Motivation

A business user often comes across questions like “What were the sales for particular a product for the past years?” or “What are the top ten geographies for a particular market segment?” These questions can be answered by an analyst, but not without compiling complex queries which then run for a significant period of time. Even if the organization maintains a data warehouse, which would make this task a bit easier, the analysis remains an extremely tedious task.

In either case, how easy would it be for the business user to cut this cycle to just a lookup on a real-time dashboard which is constantly updated with all the questions that he or she might have? The answer is completely rhetorical!

Introduction

Visualization for big data is a hard problem. A simplified version of this problem is visualizing the metrics related to this big data. However, real-time visualization complicates this problem further; more so considering the possibility of both real-time as well as historical queries for metrics.

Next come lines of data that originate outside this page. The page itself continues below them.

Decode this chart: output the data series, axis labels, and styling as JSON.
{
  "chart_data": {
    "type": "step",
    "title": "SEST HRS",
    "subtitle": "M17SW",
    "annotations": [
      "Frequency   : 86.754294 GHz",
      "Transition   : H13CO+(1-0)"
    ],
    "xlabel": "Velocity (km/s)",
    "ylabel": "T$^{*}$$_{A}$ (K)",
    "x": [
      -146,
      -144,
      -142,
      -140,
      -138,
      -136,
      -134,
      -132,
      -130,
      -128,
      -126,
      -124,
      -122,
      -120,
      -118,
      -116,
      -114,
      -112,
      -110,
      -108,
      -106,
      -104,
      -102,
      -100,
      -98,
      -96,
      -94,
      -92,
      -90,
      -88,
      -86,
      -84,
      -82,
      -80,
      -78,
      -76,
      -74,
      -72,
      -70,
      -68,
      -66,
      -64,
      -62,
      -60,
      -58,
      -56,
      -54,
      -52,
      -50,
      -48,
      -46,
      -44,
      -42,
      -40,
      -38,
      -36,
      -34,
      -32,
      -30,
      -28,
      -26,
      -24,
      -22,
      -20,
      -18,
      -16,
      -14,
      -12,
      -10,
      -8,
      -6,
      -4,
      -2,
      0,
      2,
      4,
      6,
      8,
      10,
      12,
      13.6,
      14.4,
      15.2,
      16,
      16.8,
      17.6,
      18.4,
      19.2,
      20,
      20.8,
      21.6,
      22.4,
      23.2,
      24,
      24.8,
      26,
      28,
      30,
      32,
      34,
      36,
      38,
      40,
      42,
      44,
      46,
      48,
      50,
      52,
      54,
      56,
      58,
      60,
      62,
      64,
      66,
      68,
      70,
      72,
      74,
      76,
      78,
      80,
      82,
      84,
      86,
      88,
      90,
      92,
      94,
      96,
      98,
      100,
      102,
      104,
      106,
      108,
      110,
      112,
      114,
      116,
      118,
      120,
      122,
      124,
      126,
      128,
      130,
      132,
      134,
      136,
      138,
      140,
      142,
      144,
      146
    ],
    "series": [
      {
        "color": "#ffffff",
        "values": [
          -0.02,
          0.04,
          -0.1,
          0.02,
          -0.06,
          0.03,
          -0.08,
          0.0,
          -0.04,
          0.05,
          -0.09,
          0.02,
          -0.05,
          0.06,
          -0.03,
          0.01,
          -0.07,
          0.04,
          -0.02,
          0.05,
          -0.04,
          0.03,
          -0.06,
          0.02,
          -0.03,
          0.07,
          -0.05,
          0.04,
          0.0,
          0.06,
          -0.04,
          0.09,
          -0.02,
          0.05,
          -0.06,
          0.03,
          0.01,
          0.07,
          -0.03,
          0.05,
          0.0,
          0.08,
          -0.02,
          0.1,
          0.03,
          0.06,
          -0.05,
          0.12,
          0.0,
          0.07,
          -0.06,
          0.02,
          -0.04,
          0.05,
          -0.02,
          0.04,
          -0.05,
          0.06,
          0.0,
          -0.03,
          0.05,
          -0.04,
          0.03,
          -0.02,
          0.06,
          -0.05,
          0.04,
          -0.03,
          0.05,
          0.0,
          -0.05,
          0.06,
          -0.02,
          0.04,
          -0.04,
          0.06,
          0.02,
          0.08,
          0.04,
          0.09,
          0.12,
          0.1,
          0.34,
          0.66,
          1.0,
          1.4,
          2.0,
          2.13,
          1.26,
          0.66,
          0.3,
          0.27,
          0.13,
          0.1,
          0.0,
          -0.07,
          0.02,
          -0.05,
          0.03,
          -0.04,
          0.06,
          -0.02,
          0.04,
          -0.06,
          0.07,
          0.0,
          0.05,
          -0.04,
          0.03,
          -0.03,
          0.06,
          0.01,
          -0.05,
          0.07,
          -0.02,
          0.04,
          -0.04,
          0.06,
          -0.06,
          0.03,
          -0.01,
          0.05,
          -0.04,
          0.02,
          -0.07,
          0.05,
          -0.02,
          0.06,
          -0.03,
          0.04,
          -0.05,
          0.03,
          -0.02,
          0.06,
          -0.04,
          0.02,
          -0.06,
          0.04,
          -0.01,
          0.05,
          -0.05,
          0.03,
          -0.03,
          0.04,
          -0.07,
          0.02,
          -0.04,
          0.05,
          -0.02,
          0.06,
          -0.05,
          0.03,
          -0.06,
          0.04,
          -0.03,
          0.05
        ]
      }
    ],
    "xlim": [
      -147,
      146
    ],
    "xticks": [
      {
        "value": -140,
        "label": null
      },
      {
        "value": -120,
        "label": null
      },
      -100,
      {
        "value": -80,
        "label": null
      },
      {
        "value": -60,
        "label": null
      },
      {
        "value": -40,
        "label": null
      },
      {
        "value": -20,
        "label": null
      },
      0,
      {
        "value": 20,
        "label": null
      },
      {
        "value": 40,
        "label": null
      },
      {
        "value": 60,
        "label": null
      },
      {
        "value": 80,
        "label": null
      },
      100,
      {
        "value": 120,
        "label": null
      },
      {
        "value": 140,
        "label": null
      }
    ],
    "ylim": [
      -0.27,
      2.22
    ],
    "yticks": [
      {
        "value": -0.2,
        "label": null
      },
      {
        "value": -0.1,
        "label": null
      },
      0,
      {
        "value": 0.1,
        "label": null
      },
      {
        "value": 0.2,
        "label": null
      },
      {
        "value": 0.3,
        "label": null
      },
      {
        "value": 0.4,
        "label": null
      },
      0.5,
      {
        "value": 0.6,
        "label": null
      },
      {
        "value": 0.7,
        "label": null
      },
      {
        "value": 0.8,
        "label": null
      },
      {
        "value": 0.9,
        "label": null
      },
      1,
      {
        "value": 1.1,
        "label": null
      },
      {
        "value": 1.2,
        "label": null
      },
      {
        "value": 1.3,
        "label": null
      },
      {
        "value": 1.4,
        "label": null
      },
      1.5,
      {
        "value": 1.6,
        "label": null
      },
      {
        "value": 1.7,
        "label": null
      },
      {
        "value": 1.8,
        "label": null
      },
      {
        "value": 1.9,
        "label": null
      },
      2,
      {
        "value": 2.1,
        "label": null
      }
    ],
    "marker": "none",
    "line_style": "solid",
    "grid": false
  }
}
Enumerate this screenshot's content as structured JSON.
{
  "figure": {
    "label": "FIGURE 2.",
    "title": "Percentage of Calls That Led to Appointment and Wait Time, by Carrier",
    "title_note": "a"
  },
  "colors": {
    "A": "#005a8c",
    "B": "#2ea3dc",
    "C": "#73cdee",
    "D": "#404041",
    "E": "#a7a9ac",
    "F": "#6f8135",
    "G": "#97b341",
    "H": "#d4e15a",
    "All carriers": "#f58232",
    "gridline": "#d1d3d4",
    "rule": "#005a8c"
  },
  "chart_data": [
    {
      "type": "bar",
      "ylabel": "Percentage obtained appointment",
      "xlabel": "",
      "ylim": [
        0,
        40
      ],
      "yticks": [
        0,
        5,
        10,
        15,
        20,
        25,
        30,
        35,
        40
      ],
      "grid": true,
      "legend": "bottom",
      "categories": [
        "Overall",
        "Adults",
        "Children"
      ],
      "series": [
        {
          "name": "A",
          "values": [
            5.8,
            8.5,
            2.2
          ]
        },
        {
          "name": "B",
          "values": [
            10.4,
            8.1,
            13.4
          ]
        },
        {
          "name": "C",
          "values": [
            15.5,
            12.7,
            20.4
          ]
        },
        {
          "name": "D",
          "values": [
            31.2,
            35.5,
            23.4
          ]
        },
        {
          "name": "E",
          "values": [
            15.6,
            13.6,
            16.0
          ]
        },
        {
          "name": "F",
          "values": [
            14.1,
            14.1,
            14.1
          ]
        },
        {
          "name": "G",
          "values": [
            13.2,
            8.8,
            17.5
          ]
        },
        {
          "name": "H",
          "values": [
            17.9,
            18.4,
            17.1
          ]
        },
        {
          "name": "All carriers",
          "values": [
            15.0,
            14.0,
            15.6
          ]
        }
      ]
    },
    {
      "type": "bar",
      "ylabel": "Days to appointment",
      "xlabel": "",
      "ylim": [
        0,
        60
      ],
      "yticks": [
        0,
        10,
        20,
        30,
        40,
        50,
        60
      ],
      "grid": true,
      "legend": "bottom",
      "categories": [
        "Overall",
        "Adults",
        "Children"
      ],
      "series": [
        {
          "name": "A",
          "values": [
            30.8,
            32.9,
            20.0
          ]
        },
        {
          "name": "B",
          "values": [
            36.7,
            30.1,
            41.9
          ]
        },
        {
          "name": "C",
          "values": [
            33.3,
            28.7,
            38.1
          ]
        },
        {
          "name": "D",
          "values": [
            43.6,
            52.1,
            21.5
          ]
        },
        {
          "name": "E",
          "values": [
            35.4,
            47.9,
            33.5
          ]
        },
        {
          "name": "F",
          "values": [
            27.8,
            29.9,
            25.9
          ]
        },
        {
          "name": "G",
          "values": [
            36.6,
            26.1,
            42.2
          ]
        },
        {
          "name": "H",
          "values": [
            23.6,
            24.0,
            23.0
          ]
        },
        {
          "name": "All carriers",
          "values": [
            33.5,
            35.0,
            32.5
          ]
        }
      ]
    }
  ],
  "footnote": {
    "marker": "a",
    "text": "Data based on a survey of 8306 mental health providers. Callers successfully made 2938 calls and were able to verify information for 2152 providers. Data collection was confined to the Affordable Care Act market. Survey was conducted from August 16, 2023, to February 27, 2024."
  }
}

DataTorrent RTS includes a framework for visualization for fast big data-in-motion which we refer to as the Metrics Framework. This framework aligns with DataTorrent’s vision of lower total cost of ownership (TCO) and time to value (TTV). See this keynote for an in-depth outline of the concepts – TCO and TTV.

In this article, we’ll discuss the architecture of the metrics framework from the developer to the end business user. The discussion will be with respect to the stream processing solution at DataTorrent – DataTorrent RTS.

What Do We Mean by Metrics?

Metrics are basically information about the data that are being processed in an application. The simplest example of a metric can be the total number of records processed. For a big data application in DataTorrent RTS, a metric can be a number of things ranging from the latency or throughput of an operator to something like the business expenditure over the past year (for say, a data processing application for an advertisement campaign). We’ll try to look at the different metrics that are supported by the metrics framework in DataTorrent RTS.

What are operators? (This is a side note – generally helps in understanding the terminology in the blog)
Operators are basic building blocks of an application built to run on DataTorrent platform. An application may consist of one or more operators each of which defines some logical operation to be done on the tuples arriving at the operator. These operators are connected together using streams forming a Directed Acyclic Graph (DAG). In other words, a streaming application is represented by a DAG that consists of operations (called operators) and data flow (called streams).

System Metrics

Some of the metrics give information about the performance or health of the operator. These are generic metrics which are true for an operator irrespective of the application or the data that is being processed. We refer to these metrics as system metrics. Some examples of these metrics are latency of an operator, total tuples processed, total tuples emitted and various other moving averages.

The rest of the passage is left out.